Tanti nomi, pochi fatti. Potremmo racchiudere in queste poche parole l'inizio del calciomercato interista, che poi non si discosta molto da quello di altri club italiani. Tantissime indiscrezioni di trattative magari nate e morte solo nella fantasia di qualche buontempone.

L'ultimo nome venuto a galla e che stuzzica l'immaginazione è quello di Camavinga, che chiude una lista già fin troppo nutrita di calciatori accostati all'Inter e dopo 3 giorni spariti. La partita delle leggende al Bernabeu ha dato vita a un domino di mercato che vedeva Marotta pronto a ingaggiare uno, due o addirittura tre esuberi della Casa Blanca. E pensare che Mourinho ancora non mette piede a Valdebebas...
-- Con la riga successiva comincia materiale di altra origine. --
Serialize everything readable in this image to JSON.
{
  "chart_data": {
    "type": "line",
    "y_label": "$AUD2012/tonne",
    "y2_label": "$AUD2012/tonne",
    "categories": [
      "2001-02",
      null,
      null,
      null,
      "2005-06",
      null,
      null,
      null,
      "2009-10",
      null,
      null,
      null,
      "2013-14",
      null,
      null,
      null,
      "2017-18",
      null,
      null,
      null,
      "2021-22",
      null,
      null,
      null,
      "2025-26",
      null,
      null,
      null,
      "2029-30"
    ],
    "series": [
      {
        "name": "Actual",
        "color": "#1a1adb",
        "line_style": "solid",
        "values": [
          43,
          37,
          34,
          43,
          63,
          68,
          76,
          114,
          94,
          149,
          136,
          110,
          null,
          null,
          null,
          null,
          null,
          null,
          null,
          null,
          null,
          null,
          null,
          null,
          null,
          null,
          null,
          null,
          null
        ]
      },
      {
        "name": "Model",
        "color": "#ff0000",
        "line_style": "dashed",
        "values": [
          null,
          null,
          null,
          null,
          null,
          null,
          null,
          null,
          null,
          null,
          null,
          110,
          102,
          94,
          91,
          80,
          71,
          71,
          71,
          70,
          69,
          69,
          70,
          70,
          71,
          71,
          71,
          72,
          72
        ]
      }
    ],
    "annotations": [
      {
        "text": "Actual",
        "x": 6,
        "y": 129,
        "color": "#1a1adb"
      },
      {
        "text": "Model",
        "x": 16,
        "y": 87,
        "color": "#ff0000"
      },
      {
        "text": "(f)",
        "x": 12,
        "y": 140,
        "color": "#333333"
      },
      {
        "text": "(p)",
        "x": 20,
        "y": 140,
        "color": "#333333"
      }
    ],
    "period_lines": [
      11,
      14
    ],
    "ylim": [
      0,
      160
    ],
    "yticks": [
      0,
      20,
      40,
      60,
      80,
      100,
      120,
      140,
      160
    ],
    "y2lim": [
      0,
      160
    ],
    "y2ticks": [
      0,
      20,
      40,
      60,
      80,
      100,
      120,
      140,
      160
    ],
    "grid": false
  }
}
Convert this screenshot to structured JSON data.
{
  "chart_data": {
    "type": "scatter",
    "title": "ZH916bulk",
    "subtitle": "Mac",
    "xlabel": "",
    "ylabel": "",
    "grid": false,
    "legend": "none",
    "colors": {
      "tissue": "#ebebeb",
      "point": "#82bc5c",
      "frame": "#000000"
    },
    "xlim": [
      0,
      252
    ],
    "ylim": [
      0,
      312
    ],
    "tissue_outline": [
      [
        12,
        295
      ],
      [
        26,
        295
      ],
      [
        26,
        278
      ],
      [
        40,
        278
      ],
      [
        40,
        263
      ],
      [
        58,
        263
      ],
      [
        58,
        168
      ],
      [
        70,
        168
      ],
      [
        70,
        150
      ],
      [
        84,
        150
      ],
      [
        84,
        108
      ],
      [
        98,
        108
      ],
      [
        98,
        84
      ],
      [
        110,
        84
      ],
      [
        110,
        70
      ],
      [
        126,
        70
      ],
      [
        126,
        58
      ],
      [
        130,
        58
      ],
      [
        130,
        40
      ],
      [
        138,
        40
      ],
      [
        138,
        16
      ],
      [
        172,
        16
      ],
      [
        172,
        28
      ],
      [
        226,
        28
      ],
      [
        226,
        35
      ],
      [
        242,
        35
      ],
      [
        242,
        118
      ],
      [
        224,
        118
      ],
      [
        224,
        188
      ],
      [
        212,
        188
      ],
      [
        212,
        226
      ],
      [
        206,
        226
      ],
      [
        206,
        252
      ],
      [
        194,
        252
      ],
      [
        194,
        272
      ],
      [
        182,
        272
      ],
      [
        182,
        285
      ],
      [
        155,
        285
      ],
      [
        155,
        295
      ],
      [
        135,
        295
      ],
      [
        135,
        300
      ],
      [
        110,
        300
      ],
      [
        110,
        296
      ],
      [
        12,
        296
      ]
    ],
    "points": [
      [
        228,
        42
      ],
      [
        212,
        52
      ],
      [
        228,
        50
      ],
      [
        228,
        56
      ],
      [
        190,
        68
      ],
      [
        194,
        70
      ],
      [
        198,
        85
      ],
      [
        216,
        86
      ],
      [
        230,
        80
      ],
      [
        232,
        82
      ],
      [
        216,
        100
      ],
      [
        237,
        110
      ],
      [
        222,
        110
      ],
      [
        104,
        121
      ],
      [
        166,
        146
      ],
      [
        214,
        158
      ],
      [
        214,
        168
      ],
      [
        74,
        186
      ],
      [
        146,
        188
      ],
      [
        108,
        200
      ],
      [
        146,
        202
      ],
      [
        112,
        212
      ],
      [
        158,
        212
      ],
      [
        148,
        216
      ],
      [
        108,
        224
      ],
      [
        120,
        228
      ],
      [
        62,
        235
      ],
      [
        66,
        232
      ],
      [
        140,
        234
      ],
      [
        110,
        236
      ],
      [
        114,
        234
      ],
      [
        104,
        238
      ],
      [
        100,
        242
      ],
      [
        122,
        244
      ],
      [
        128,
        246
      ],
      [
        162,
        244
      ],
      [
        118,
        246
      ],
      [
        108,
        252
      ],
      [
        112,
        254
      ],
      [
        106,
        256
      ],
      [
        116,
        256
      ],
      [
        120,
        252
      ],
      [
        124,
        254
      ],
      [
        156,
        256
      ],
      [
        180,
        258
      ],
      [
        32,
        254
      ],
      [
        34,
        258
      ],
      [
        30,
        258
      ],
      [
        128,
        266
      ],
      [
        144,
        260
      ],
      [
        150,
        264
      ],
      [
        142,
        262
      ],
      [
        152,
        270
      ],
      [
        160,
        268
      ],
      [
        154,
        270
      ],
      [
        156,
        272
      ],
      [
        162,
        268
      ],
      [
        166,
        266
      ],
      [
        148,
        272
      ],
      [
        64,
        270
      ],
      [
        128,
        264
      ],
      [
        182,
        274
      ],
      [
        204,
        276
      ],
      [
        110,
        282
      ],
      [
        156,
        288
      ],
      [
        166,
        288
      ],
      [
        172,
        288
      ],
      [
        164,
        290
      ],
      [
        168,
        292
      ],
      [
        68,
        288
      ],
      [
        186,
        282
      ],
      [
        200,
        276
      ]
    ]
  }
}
Solet? Quasi fatto. Palestra? C'è fiducia? Jones? Vuole solo l'Inter. E poi Bremer, Cambiaso, Dodò, Muharemovic, Ndoye, Dibu Martinez, Ruggeri, Provedel, Vlahovic, Ruben Dias, Nico Paz... Ci fermiamo qui per ragioni di tempo e spazio. Magari qualcuno di questi arriverà, magari qualche trattativa concreta c'è effettivamente stata o ci sarà. La certezza è che, finora, è stato un mercato di tante chiacchiere. Troppe.

E attenzione al Mondiale: guai a farsi abbagliare da qualcuno che trova il suo mese d'oro. Idee chiare, avanti senza sbandare. L'Inter vincente si è costruita così.